Adweek recently attempted to answer this difficult question by pointing to a long-standing Facebook Inc (NASDAQ:FB) mind-set: sharing is caring.
Marketers say they, too, put a high value on social sharing. “Whether people are sharing our content is an indicator we use to understand if we are going in the right direction,” said Catherine Schenquerman, digital ad manager at JetBlue.
Scott Monty, social media director at Ford (NYSE:F) , called likes the “digital grunts” of Facebook. “The like, as far as I’m concerned, is the minimum commitment you can ask from a [Facebook] fan,” he said. “Likes, comments, shares — it goes in that order of importance. Even the person who authors the first comment is like an ‘ugh,’ another digital grunt. I am more interested in the value of a share.”

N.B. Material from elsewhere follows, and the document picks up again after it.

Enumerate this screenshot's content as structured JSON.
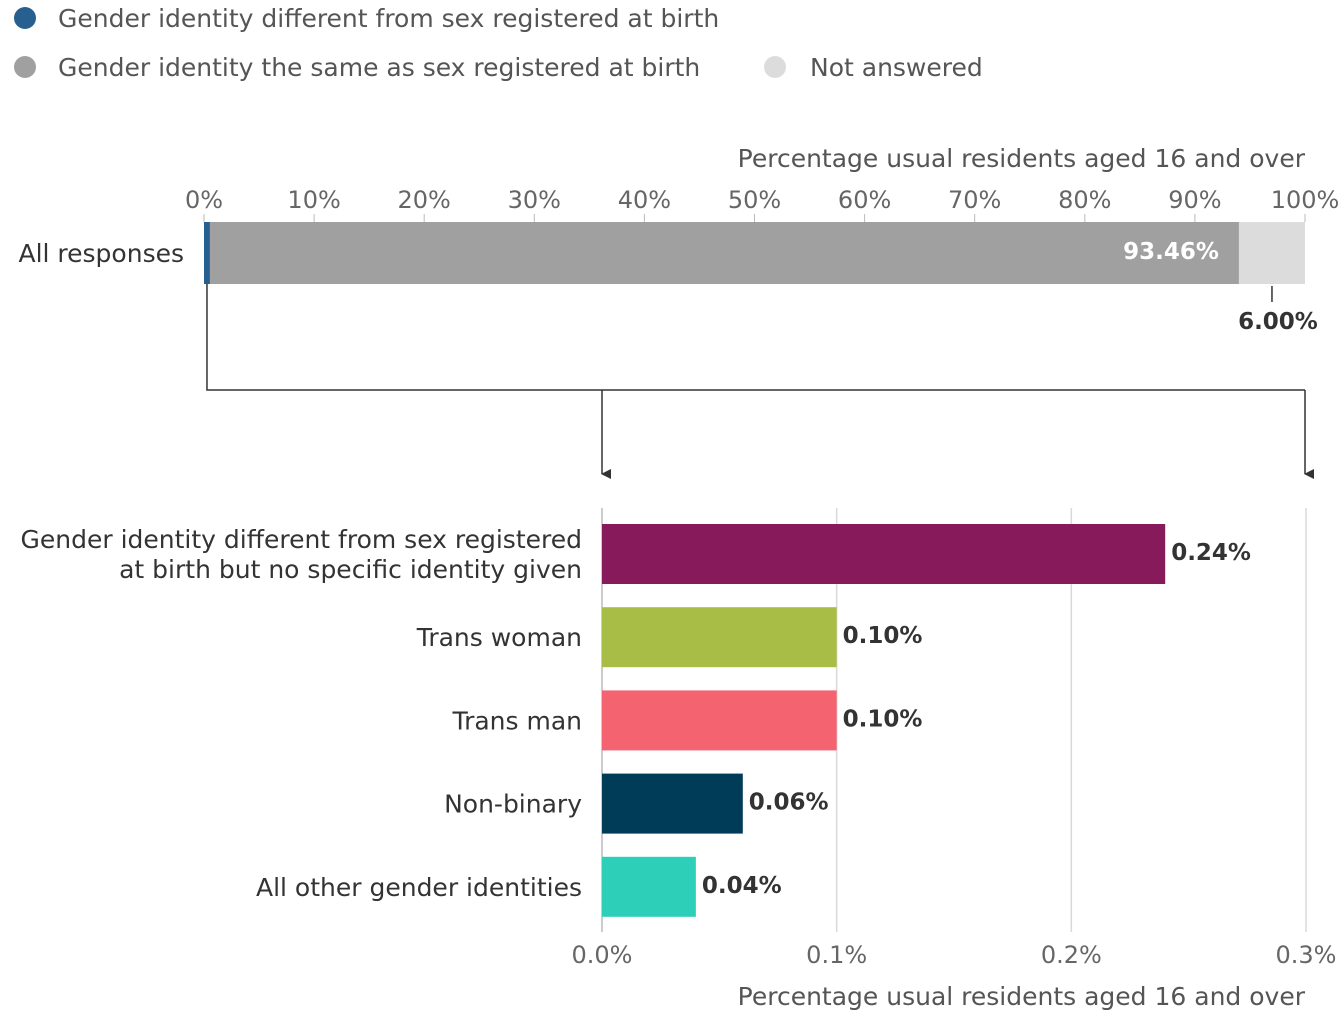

I’m a big fan of Scott Monty’s description. It seems so appropriate, doesn’t it? You can click “like” on this article if you want (and I certainly wouldn’t tell you not to), but when you share it, you’re telling your inner circle that this means something to you.
Facebook Inc (NASDAQ:FB)’s internal algorithms, which prioritize what its users see on their news feeds, give shares more than 1,000% more importance than likes, and a study by event-promotion site Eventbrite found that a share was worth $4.15 in terms of ticket sales, far more than retweets on Twitter or shares on LinkedIn Corp (NYSE:LNKD) . LinkedIn, of course, isn’t built on the value of its promotional platform, so this is less of a concern on its end — but Facebook’s entire value proposition is built (at least right now) on how many people it can get to click on its ads and engage with brands that pay good money for visibility.
As marketers and strategy firms continue to refine their understanding of Facebook’s value to the world’s brands, the social network is likely to be able to leverage that understanding into greater financial gain — or, if shares are discovered to be a poor value proposition in the end, it’s likely that Facebook Inc (NASDAQ:FB) will suffer. Much of the company’s future success will hinge on persuading thousands of companies and brands on its site to pony up for greater visibility.
Luckily, it’s relatively easy to get information on the relative success of a given “sharing” campaign. For example, TrackSocial found that Disney was the top brand, in terms of shares, during the 2012 holiday season, with nearly 13,000 per day. Family-friendly updates do quite well on the site — but, incredibly, a site called Grandparents.com gets nearly 3,500 shares every day, which is much more impressive than Disney’s result, since the former has more than 43 million fans, while the latter has fewer than 100,000.